The love that millions of people have had for the iconic characters of Sex and the City that persisted through hate-watching its sequel And Just Like That has now turned to utter disgust for many viewers after the series finale Thursday night.
Gorgeous images of the fashion, the beauty, the glamour, the sex, the cocktails, New York City hotspots – all wiped out by the sight of literal shit overflowing in a toilet bowl? And this was after we saw not one but two men pissing. What was the message here from the writers and producers? A big FU for criticizing the storylines of the three seasons of AJLT?
So Carrie Bradshaw is just fine being on her own. Big deal. She rewrites the end of her novel that used to say the woman was alone to the woman is now on her own. Wow, what a revelation.
This didn’t feel like an epic series finale. It felt like a slapdash attempt to wrap up the stories of the main characters with a happy ending. There’s speculation that despite showrunner Michael Patrick King and Sarah Jessica Parker’s August 1 announcement that it was time to end the show, that it was actually canceled because of low ratings.
And no wonder. The hate started from the very beginning when Chris Noth’s Mr. Big, Carrie’s long fought-for husband, was killed off by a heart attack while riding a Peleton. She didn’t even think to call 911 right away. Fans would’ve preferred seeing the marriage evolve from their incredibly rocky and very passionate relationship over the years.
(Noth was involved in some sort of Me Too situation at the time, although not with anyone involved in the show, and that could’ve been a factor in his on-screen demise.)
Another lame storyline was Cynthia Nixon’s Miranda falling for the non-binary comedian Che, who luckily was also dispensed with– but not before a lot of air time was wasted in a very unfulfilling manner.
And of course the elephant in the room was Samantha Jones (Kim Cattrall) not reprising her role. She was just heard in a brief phone call at one point. Word was that Cattrall had bad blood with Parker and she also wasn’t being paid enough. But perhaps she had the foresight to see that this was not going to end well. Still, she was dearly missed.
The sassy sexpot role was taken over by a character called Seema, played by Sarita Chaudhury, and she was very entertaining until she took up with the grungy gardener and decided to do whatever he said, after listening to him complain about how he’d never get married while taking a leak in front of her in the bathroom. Lovely.
The series’ other new character, Nicole Ari Parker, though saddled with an annoying husband and children, vividly portrayed the challenges of a career woman, even being tempted into having an affair with her very attractive male editor.
And then there was poor Charlotte (Kristin Davis), saddled with some gruesome scenes dealing with husband Harry’s prostate cancer diagnosis yet remaining loving and loyal until the final episode when they got to have sex again. Hooray.

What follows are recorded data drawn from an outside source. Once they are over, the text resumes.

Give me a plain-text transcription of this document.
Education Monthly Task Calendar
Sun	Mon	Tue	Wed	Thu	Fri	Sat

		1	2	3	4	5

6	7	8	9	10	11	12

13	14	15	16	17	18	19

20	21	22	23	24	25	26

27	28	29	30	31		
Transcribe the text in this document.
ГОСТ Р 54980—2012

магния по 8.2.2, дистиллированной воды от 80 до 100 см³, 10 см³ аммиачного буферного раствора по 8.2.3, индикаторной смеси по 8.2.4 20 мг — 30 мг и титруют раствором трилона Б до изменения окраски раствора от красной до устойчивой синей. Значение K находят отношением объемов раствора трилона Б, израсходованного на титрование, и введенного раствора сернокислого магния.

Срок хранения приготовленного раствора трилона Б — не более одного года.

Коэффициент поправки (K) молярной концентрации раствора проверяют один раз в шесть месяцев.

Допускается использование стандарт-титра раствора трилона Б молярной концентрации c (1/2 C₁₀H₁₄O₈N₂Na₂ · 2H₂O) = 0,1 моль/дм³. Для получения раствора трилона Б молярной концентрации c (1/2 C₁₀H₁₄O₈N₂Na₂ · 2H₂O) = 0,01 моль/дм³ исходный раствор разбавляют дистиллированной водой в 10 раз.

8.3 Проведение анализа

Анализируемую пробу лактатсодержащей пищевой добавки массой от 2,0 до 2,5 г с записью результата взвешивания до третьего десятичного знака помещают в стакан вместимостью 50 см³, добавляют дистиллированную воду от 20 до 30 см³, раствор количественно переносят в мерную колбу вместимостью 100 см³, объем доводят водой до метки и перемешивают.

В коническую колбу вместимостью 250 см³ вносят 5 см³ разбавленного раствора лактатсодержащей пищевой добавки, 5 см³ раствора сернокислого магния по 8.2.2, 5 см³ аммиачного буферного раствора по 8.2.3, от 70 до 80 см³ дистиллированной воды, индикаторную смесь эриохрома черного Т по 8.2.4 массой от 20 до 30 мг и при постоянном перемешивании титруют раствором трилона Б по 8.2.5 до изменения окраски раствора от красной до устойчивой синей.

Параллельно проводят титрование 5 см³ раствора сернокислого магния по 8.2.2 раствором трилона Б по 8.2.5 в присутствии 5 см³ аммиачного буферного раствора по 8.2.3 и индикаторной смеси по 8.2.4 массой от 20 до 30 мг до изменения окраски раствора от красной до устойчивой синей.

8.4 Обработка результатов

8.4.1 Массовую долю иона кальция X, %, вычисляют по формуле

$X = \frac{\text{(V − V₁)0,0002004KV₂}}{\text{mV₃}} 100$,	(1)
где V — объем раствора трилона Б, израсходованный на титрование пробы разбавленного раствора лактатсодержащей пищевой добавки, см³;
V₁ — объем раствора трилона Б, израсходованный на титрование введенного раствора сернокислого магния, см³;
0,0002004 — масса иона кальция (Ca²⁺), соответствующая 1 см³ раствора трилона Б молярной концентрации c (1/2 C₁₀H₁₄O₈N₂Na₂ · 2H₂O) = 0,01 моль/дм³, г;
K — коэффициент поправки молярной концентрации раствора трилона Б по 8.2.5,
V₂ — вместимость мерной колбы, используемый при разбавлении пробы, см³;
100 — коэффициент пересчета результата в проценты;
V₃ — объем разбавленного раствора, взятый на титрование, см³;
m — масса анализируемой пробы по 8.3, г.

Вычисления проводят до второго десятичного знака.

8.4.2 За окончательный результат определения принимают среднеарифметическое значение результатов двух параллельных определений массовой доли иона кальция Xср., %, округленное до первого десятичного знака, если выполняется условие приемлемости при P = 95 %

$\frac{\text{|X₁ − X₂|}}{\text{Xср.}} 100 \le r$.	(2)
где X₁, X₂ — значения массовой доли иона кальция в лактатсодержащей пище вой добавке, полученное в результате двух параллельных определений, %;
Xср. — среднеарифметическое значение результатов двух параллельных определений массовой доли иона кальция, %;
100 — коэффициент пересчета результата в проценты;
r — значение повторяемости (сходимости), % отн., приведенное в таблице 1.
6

If only this finale had ended on such a climactic note instead of gross shots of excrement.
And let’s rewind to that scene: Three completely obnoxious friends of the pregnant girl Miranda called an idiot march into the Hobbes home and start insulting everyone on Thanksgiving? Poor Brady, who got her pregnant, leaves cooking the turkey behind to go get her some seaweed and cucumber and then returns and it is revealed that she’s actually eating the cheese after all? Why was this even necessary? The whole scene could’ve been removed. And thus the shit avoided.
But no. We can’t un-see it. Or the stupidity of naming the character Epcot, and repeating the same Disney joke four times.
And I couldn’t help but wonder, to coin a famous SATC phrase, if it could have been intimated that Duncan, the first man that Carrie said saw her first for her intellect, was at least coming back to New York for a time. After all, London is just over the pond.
That would’ve made the ending of And Just like That a little more palatable.